たりたの日記
DiaryINDEX|past|will
2005年04月11日(月) |
文学ゼミで読んだ「片腕」のこと |
朝から雨。昨日満開だった桜は雨に叩かれて冷たい地面に落ちているのだろうか。 今日は夕方文学ゼミに出かける他はこれといって用はない。 火曜日から始まる英語クラスの準備をし、ゼミのテキスト、川端康成の「片腕」をまた読む。この2週間、繰り返し読んできた。おもしろい作品だった。読むほどに、その世界が少しづつ輪郭を露にしてくるのだが、先にまた新しく問いが広がる不思議な作品。
「片腕を一晩お貸ししてもいいわ。」で出しから意表を突かれる。物語のはじめから終わりまで、そこには女の片腕を抱え持つ一人の男の姿しかない。
はじめに読んだ時の印象は、グリム童話のようだという印象だった。非現実的な筋書きの中に、人間に共通する潜在的な何か、普遍的な何かが紛れ込んでいる昔話の匂いがすると。この作品を川端の別の作品「眠れる美女」同様、フェティシズムの産物だととらえるのが一般的な見方なのだろうが、わたしには、川端が女の片腕を通して、自らが訪ね求めているもの、何ものかへ向かう強い希求が描かれているように思えてならない。
正津先生から、川端康成は3歳の時に母親を失くし、15歳で天涯孤独の身の上になっている。この物語は満たされなかった母親の愛を求める「母を求めて三千里」の話だと思うと聞いた時、何かストンと胸元に落ちた。幼児の頃に受けることのかなわなかった母親からの無償の愛。彼の希求はそこなのだろう。その欠けを埋めるべく、その空洞を満たすべく旅を続けているのだろう。
たりたさんには、この作品の中の2箇所に出て来る聖書の引用について話してもらいましょうと、促された。
どちらもヨハネによる福音書からの引用で、一つはラザロの復活の場面で、ラザロが死んだことを聞いたイエスが涙を流したという箇所。 小説の中で、主人公が過去に出会った女が自分に身をまかせる時に、唐突に「(イエスは涙をお流しになりました。<ああ、なんと、彼女を愛しておいでになったことか。>とユダヤ人たちは言いました。)」と男にふるえる声で言う。 もう一箇所は男が女の片腕を自分の腕と取り替えた後、「だけど血が通ふの?」と言う男の問いに対して「(女よ、誰をさがしているのか。)といふの、ごぞんじ?」と女の片腕が問うのだ。これはマグラダのマリアがイエスの葬られた墓へ行き、空っぽの墓の前で泣いている時にイエスが「女よ、なぜ泣いているのいか。誰をさがしているのか。」と訪ねる場面だ。女の片腕はさらに続ける「あたしは夜なかに夢を見て目がさめると、この言葉をよくささやいているの。」と。

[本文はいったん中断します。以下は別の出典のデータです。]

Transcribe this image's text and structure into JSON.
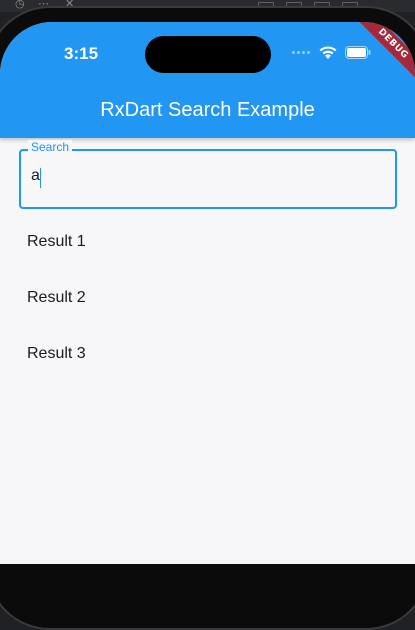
{
  "status_bar": {
    "time": "3:15"
  },
  "debug_banner": "DEBUG",
  "app_bar": {
    "title": "RxDart Search Example"
  },
  "search": {
    "label": "Search",
    "value": "a"
  },
  "results": [
    {
      "label": "Result 1"
    },
    {
      "label": "Result 2"
    },
    {
      "label": "Result 3"
    }
  ],
  "colors": {
    "accent": "#2196f3",
    "background": "#f7f6f8",
    "debug_banner": "#a6283a"
  }
}
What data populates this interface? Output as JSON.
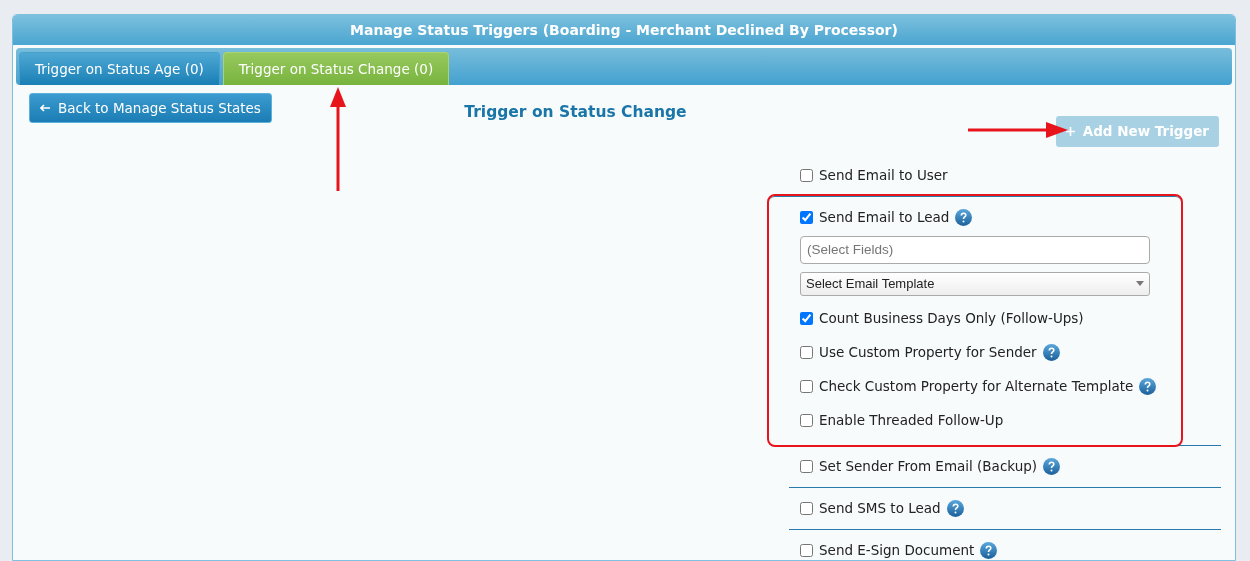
{
  "window": {
    "title": "Manage Status Triggers (Boarding - Merchant Declined By Processor)"
  },
  "tabs": [
    {
      "label": "Trigger on Status Age (0)",
      "selected": false
    },
    {
      "label": "Trigger on Status Change (0)",
      "selected": true
    }
  ],
  "back_button": {
    "label": "Back to Manage Status States"
  },
  "heading": "Trigger on Status Change",
  "add_button": {
    "label": "Add New Trigger",
    "disabled": true
  },
  "sections": [
    {
      "label": "Send Email to User",
      "checked": false,
      "help": false,
      "highlighted": false
    },
    {
      "label": "Send Email to Lead",
      "checked": true,
      "help": true,
      "highlighted": true,
      "fields": {
        "placeholder": "(Select Fields)"
      },
      "template_select": {
        "value": "Select Email Template"
      },
      "options": [
        {
          "label": "Count Business Days Only (Follow-Ups)",
          "checked": true,
          "help": false
        },
        {
          "label": "Use Custom Property for Sender",
          "checked": false,
          "help": true
        },
        {
          "label": "Check Custom Property for Alternate Template",
          "checked": false,
          "help": true
        },
        {
          "label": "Enable Threaded Follow-Up",
          "checked": false,
          "help": false
        }
      ]
    },
    {
      "label": "Set Sender From Email (Backup)",
      "checked": false,
      "help": true,
      "highlighted": false
    },
    {
      "label": "Send SMS to Lead",
      "checked": false,
      "help": true,
      "highlighted": false
    },
    {
      "label": "Send E-Sign Document",
      "checked": false,
      "help": true,
      "highlighted": false
    }
  ]
}
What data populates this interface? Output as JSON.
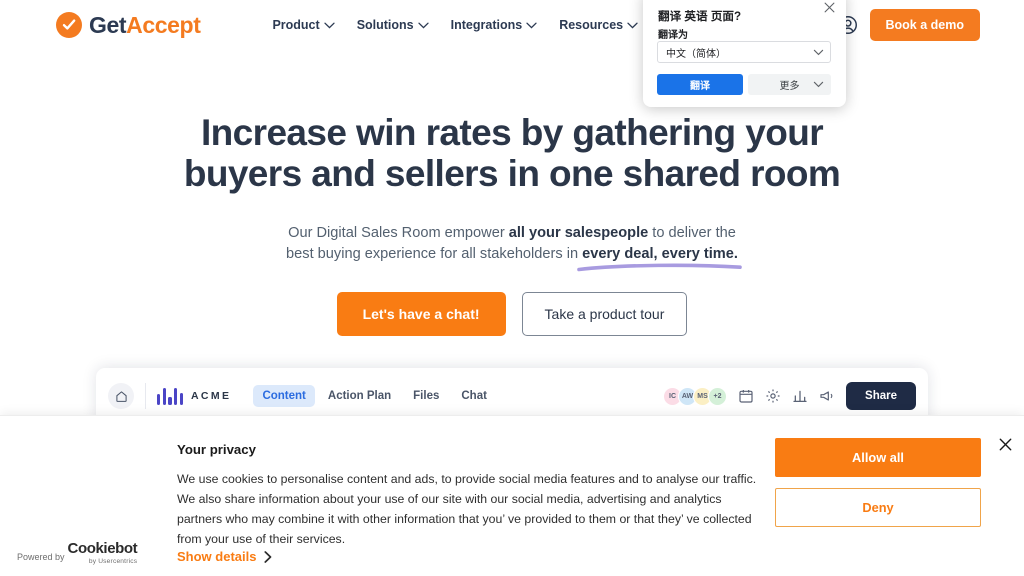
{
  "header": {
    "logo": {
      "part1": "Get",
      "part2": "Accept"
    },
    "nav": [
      {
        "label": "Product"
      },
      {
        "label": "Solutions"
      },
      {
        "label": "Integrations"
      },
      {
        "label": "Resources"
      }
    ],
    "demo_button": "Book a demo"
  },
  "hero": {
    "title_line1": "Increase win rates by gathering your",
    "title_line2": "buyers and sellers in one shared room",
    "sub_line1_pre": "Our Digital Sales Room empower ",
    "sub_line1_bold": "all your salespeople",
    "sub_line1_post": " to deliver the",
    "sub_line2_pre": "best buying experience for all stakeholders in ",
    "sub_line2_bold": "every deal, every time.",
    "cta_primary": "Let's have a chat!",
    "cta_secondary": "Take a product tour"
  },
  "app_mock": {
    "brand": "ACME",
    "tabs": [
      {
        "label": "Content",
        "active": true
      },
      {
        "label": "Action Plan",
        "active": false
      },
      {
        "label": "Files",
        "active": false
      },
      {
        "label": "Chat",
        "active": false
      }
    ],
    "avatars": [
      {
        "initials": "IC",
        "color": "#FBDCE6"
      },
      {
        "initials": "AW",
        "color": "#CFE6F7"
      },
      {
        "initials": "MS",
        "color": "#FBEFC4"
      },
      {
        "initials": "+2",
        "color": "#D4F0D8"
      }
    ],
    "share_button": "Share"
  },
  "cookie_banner": {
    "title": "Your privacy",
    "text": "We use cookies to personalise content and ads, to provide social media features and to analyse our traffic. We also share information about your use of our site with our social media, advertising and analytics partners who may combine it with other information that you’ ve provided to them or that they’ ve collected from your use of their services.",
    "allow_button": "Allow all",
    "deny_button": "Deny",
    "powered_by": "Powered by",
    "cookiebot_name": "Cookiebot",
    "cookiebot_sub": "by Usercentrics",
    "show_details": "Show details"
  },
  "translate_popup": {
    "title": "翻译 英语 页面?",
    "label": "翻译为",
    "selected_language": "中文（简体）",
    "translate_button": "翻译",
    "more_button": "更多"
  },
  "colors": {
    "brand_orange": "#F47B20",
    "cta_orange": "#F97C13",
    "navy": "#2B3648",
    "share_dark": "#1F2B45",
    "tab_active_bg": "#DCE9FB",
    "tab_active_fg": "#2B6CE0",
    "acme_purple": "#4B45C6",
    "underline_purple": "#A89BE0",
    "translate_blue": "#1A73E8"
  }
}
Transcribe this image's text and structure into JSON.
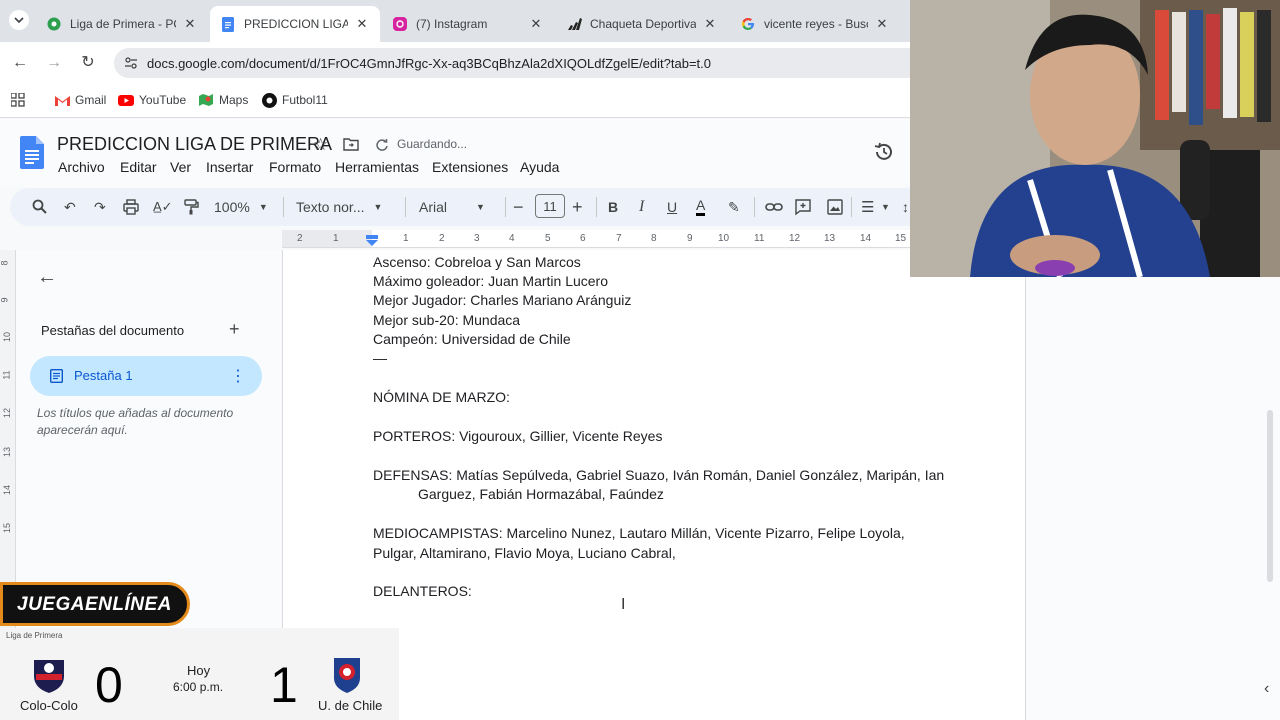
{
  "browser": {
    "tabs": [
      {
        "title": "Liga de Primera - POS",
        "icon": "soccer-ball-icon",
        "active": false
      },
      {
        "title": "PREDICCION LIGA DE",
        "icon": "docs-icon",
        "active": true
      },
      {
        "title": "(7) Instagram",
        "icon": "instagram-icon",
        "active": false
      },
      {
        "title": "Chaqueta Deportiva l",
        "icon": "adidas-icon",
        "active": false
      },
      {
        "title": "vicente reyes - Buscar",
        "icon": "google-icon",
        "active": false
      }
    ],
    "url": "docs.google.com/document/d/1FrOC4GmnJfRgc-Xx-aq3BCqBhzAla2dXIQOLdfZgelE/edit?tab=t.0",
    "bookmarks": [
      {
        "label": "Gmail",
        "icon": "gmail-icon"
      },
      {
        "label": "YouTube",
        "icon": "youtube-icon"
      },
      {
        "label": "Maps",
        "icon": "maps-icon"
      },
      {
        "label": "Futbol11",
        "icon": "futbol11-icon"
      }
    ]
  },
  "docs": {
    "title": "PREDICCION LIGA DE PRIMERA",
    "status": "Guardando...",
    "menus": [
      "Archivo",
      "Editar",
      "Ver",
      "Insertar",
      "Formato",
      "Herramientas",
      "Extensiones",
      "Ayuda"
    ],
    "toolbar": {
      "zoom": "100%",
      "style": "Texto nor...",
      "font": "Arial",
      "font_size": "11"
    },
    "ruler_numbers": [
      "2",
      "1",
      "1",
      "2",
      "3",
      "4",
      "5",
      "6",
      "7",
      "8",
      "9",
      "10",
      "11",
      "12",
      "13",
      "14",
      "15"
    ],
    "vruler_numbers": [
      "8",
      "9",
      "10",
      "11",
      "12",
      "13",
      "14",
      "15"
    ],
    "sidebar": {
      "heading": "Pestañas del documento",
      "tab_label": "Pestaña 1",
      "hint": "Los títulos que añadas al documento aparecerán aquí."
    },
    "content": [
      "Ascenso: Cobreloa y San Marcos",
      "Máximo goleador: Juan Martin Lucero",
      "Mejor Jugador: Charles Mariano Aránguiz",
      "Mejor sub-20: Mundaca",
      "Campeón: Universidad de Chile",
      "—",
      "NÓMINA DE MARZO:",
      "PORTEROS: Vigouroux, Gillier, Vicente Reyes",
      "DEFENSAS: Matías Sepúlveda, Gabriel Suazo, Iván Román, Daniel González, Maripán, Ian",
      "Garguez, Fabián Hormazábal, Faúndez",
      "MEDIOCAMPISTAS: Marcelino Nunez, Lautaro Millán, Vicente Pizarro, Felipe Loyola,",
      "Pulgar, Altamirano, Flavio Moya, Luciano Cabral,",
      "DELANTEROS:"
    ]
  },
  "overlay": {
    "brand": "JUEGAENLÍNEA",
    "league": "Liga de Primera",
    "home_team": "Colo-Colo",
    "home_score": "0",
    "match_day": "Hoy",
    "match_time": "6:00 p.m.",
    "away_score": "1",
    "away_team": "U. de Chile"
  },
  "colors": {
    "docs_blue": "#4285f4",
    "tab_active_bg": "#c2e7ff",
    "brand_orange": "#e38a1a"
  }
}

この聖書の引用は、わたしが先に書いた作者の「訪ね求めているもの」が何であるのか、それを解く鍵のように思って読んでいた。何か永遠なるもの、魂と魂の深いつながり、そういった宗教的な命題が浮かんでくるのだ。なぜなら、聖書のその箇所はともに復活の場面だから。そしてここにはイエスのラザロへの、そしてマグラダのマリアへの深い愛が描かれている。川端はそれをイエスの側からでなく、イエスから愛される人間の心情を表わすべくこの箇所を用いているのだ。小説の中の女達が感じていたこと、神なるイエスから愛されていることへの恍惚感、あるいは至福を、わたしはそこに認める。母親と赤ん坊の間に起こる一体感、母親の自己犠牲的な愛、川端の母性愛への幻想がイエスに投影されていると読むのは読み込みすぎだろうか。
ゼミの後も、その聖書の箇所のことを考えていると、いろいろな部分に光りがあたってきて言葉にならない思いが溢れてくる。
川端は自らのセクシュアリティーのありどころを深く自分の内側に降りていって探した。そうしながら、思いがけなく、永遠なるものへの憧れ、神の心との深い融合への希求に出くわしてしまったのではないか。 しかし小説の中ではその憧れも希求もそのままに取り残され、男は求めるものに出会うことのできないまま、再び孤独の闇の中に留まる。なぜ男は求めるものを手にすることができなかったのだろう。
女たちは自分に死んでいた。永遠が見えていた。自分の腕を男に与えた女も、男に身をまかせた過去の女も。しかし男は自分に死ぬことができなかった。もぎ取られた自分の片腕を目にして恐怖を覚え、発作的に、一度は自分に付けた女の腕をもぎ取り、また自分の腕を付けるのだ。自分に死ぬことなしには救いはない。
この作品についてはまだもっと読み込み、改めて書くとしよう。